Like many Focal loudspeakers, the Spirit One enchants—even seduces—the listener with its warm, natural-sounding, and wonderfully nuanced midrange. This isn’t to suggest that midrange frequencies are the only thing the Spirit Ones do, but it is the part of the part of audio spectrum that these headphones handle with the greatest levels of refinement and panache. Some headphones suppress or “scoop” the mids to make bass and highs sound more spectacular or else press midrange frequencies forward for greater emphasis of vocals, strings, brass and wind instruments and the like, but the Spirit Ones do neither of these things. Instead, they simply present the heart of the music in a natural and unforced way, conveying as much musical subtlety as the recording has to offer—all without exaggeration or over-dramatization.
Bass is also warmly voiced, powerful, and supplies a good amount of foundation mid-bass support, though it does—on some tracks and with some amplifiers or personal digital music players—have a slightly larger-than-life quality. Still, the good news is that the Spirit One’s bass is never booming, billowy, or loose sounding. It exhibits good definition and transient speed even when driven directly from an iPod, and is capable of even higher resolution and better levels of low-frequency control when driven by a top-shelf portable amp such as the superb Ray Samuels SR-71B Blackbird.
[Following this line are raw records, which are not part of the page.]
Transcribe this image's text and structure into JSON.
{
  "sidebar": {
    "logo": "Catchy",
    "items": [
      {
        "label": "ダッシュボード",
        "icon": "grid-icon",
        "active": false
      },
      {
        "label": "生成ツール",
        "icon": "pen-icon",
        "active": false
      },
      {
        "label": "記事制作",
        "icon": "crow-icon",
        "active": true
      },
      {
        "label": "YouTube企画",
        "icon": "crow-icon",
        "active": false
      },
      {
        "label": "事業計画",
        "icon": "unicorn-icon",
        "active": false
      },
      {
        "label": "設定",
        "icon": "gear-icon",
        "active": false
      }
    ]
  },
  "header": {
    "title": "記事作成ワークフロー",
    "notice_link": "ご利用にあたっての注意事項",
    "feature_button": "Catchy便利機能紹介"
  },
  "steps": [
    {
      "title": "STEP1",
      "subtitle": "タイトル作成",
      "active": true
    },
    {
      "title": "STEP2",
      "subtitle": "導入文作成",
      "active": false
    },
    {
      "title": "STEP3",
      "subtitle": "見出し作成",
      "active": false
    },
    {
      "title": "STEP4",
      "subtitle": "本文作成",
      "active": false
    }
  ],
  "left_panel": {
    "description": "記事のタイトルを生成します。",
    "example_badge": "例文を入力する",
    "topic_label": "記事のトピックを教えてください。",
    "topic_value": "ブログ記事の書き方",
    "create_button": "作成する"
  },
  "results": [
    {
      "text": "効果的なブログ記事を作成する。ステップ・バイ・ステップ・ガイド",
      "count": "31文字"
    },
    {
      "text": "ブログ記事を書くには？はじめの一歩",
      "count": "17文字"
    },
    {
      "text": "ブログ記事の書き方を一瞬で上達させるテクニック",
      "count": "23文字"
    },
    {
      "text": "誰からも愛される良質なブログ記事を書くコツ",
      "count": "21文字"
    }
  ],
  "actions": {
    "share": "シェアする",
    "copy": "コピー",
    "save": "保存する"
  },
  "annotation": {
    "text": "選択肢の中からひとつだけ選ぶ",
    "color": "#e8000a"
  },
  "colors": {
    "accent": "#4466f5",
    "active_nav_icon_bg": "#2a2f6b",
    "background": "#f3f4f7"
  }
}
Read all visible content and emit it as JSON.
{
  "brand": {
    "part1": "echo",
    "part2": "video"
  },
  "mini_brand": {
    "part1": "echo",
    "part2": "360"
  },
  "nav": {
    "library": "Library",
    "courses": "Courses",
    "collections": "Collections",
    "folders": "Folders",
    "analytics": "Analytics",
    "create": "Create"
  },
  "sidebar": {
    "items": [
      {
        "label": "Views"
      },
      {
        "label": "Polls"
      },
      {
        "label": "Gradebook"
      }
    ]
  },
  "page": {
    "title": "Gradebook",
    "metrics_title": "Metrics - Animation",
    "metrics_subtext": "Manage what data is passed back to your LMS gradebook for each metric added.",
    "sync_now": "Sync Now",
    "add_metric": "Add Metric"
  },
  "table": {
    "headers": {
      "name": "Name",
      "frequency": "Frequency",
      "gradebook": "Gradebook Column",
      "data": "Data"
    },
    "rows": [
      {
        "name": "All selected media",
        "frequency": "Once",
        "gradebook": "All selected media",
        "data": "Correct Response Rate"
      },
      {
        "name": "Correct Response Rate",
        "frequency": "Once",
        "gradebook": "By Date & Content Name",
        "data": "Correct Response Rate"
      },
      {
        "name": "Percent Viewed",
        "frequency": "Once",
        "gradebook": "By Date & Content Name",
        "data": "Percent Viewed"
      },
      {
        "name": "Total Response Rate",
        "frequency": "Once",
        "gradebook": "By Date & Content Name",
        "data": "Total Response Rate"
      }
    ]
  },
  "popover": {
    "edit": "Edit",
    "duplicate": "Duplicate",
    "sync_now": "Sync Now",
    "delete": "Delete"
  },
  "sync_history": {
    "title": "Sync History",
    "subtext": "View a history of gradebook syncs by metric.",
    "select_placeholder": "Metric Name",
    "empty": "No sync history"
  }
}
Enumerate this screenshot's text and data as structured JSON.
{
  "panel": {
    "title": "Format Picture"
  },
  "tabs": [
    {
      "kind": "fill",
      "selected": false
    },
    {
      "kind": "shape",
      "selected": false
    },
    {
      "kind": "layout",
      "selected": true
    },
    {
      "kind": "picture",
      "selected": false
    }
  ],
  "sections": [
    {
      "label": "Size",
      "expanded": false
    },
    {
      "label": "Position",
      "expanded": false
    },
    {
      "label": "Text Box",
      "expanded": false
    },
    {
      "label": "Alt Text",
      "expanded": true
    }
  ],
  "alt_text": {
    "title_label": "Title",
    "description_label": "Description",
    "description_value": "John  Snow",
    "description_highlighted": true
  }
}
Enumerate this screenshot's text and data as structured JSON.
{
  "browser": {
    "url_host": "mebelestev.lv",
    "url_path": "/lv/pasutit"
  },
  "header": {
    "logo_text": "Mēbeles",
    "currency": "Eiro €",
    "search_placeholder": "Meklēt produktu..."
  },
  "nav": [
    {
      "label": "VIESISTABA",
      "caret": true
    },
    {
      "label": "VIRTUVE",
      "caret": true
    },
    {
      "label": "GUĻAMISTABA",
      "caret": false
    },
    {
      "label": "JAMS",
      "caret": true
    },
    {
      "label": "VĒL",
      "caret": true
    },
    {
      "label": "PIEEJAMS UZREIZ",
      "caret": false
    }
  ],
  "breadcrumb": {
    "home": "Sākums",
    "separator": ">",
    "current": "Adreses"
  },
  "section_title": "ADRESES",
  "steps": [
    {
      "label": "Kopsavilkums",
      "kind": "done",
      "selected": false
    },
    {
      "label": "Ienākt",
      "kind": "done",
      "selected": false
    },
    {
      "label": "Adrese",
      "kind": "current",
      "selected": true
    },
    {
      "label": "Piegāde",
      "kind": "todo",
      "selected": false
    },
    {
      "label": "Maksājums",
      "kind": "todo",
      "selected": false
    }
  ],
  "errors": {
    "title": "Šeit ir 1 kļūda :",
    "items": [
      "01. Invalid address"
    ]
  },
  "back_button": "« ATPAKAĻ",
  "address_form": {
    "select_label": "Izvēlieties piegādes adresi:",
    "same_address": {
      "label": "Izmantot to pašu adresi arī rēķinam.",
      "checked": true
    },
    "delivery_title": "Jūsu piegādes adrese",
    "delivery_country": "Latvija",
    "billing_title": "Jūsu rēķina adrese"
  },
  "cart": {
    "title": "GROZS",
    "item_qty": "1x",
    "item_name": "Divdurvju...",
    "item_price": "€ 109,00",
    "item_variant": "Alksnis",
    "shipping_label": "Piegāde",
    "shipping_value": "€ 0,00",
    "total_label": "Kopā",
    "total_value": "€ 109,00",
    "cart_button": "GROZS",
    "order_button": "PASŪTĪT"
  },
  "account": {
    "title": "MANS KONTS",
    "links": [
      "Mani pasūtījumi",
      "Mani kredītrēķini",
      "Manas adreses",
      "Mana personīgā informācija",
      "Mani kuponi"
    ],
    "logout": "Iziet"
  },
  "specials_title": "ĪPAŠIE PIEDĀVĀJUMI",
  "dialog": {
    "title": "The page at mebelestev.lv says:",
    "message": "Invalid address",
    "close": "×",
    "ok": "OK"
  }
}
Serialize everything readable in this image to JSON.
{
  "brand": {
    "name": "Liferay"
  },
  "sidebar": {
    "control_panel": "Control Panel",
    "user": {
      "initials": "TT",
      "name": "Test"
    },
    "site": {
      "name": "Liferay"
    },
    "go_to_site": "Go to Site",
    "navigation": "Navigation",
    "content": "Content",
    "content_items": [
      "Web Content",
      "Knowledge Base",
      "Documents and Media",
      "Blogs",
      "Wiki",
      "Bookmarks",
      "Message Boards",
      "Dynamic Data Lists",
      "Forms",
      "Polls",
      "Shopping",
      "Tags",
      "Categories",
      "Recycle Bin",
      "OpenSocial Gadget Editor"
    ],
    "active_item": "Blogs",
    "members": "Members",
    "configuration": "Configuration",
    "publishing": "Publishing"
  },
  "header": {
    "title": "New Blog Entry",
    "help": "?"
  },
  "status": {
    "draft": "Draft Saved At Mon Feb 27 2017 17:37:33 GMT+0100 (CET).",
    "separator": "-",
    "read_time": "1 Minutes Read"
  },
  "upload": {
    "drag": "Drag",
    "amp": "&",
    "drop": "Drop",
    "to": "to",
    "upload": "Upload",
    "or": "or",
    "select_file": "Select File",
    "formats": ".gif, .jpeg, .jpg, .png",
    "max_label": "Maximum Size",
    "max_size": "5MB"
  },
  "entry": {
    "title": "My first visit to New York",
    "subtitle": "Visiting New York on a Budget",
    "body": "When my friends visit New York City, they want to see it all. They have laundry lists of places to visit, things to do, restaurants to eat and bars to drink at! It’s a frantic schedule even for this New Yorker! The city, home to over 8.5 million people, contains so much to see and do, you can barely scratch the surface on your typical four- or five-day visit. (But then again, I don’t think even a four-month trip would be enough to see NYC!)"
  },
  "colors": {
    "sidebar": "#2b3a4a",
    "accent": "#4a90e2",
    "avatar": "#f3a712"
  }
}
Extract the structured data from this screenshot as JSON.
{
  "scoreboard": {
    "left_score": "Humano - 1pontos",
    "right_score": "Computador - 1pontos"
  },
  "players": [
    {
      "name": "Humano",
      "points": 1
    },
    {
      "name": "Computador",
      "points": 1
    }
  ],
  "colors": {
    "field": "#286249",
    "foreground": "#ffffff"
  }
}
Upper midrange frequencies and highs are reasonably clear, but may strike some headphone aficionados as being just slightly rolled off or perhaps a touch softly focused. But this, I think, is probably a wise design choice on Focal’s part in that it makes the Spirit One more forgiving (or at least tolerant) of records that are basically much too “hot” in the first place, and therefore have potentially strident treble transients and brash, harsh upper midranges sounds (a lot of modern pop recordings suffer from these problems). Happily, the Focal ‘phones can show you most of what’s right in really good records, while also exposing the flaws in lesser recordings—yet without beating you over the head with those flaws. Instead, the Spirit One has a consistently relaxed, easygoing demeanor that can work well with most any genre of music.
I should mention that one of the Spirit One’s particular strengths is its sensitivity. For the most part, these ‘phones are perfectly happy to be driven directly from an iPod. The Focals really don’t need (or even leave you wishing for) an outboard portable amp. If you do happen to choose a really good portable amp you may, on some recordings, hear small but worthwhile improvements in terms of more finely rendered textures and details, as well as better control at the frequency extremes. But surprisingly, there are also many instances where the Spirit One actually sounds better when powered directly from an iPod or other portable player, rather than through an auxiliary amplifier (a phenomenon I’ve not encountered with any other headphone to this point). Frankly, I don’t know precisely what it is about the Spirit One that enables it to perform so well when driven by a humble iPod, but there you have it.
One of the easiest ways to get a handle on the Spirit One’s formidable midrange strengths is to listen to a recording that highlights expressive female vocals—preferably vocals that feature delicate inflections, modulations, and other tonal shifts that add richness and texture. One such recording is “Pride and Joy” from Brandi Carlile’s Give Up the Ghost [Sony]. On this track we hear much of the range of Ms. Carlile’s voice in action, both in terms of pitch and dynamics. On the opening verse we hear a softer, quieter, more plaintive side of her voice, dramatized by an almost impossibly delicate vibrato, as she sings, “All in all it wasn’t bad/all in all it wasn’t good/but I still… …care.” But as the chorus arrives, Carlile seems to shifts gear, modulating her phrases upwards in pitch and suddenly stepping up dynamics to sing with considerably more force and vigor. The effect is that of seeing (and of course hearing) two different sides of the singer’s personality, and what’s impressive is that the Spirit One seems equally comfortable as it reproduces both of them is sharp juxtaposition.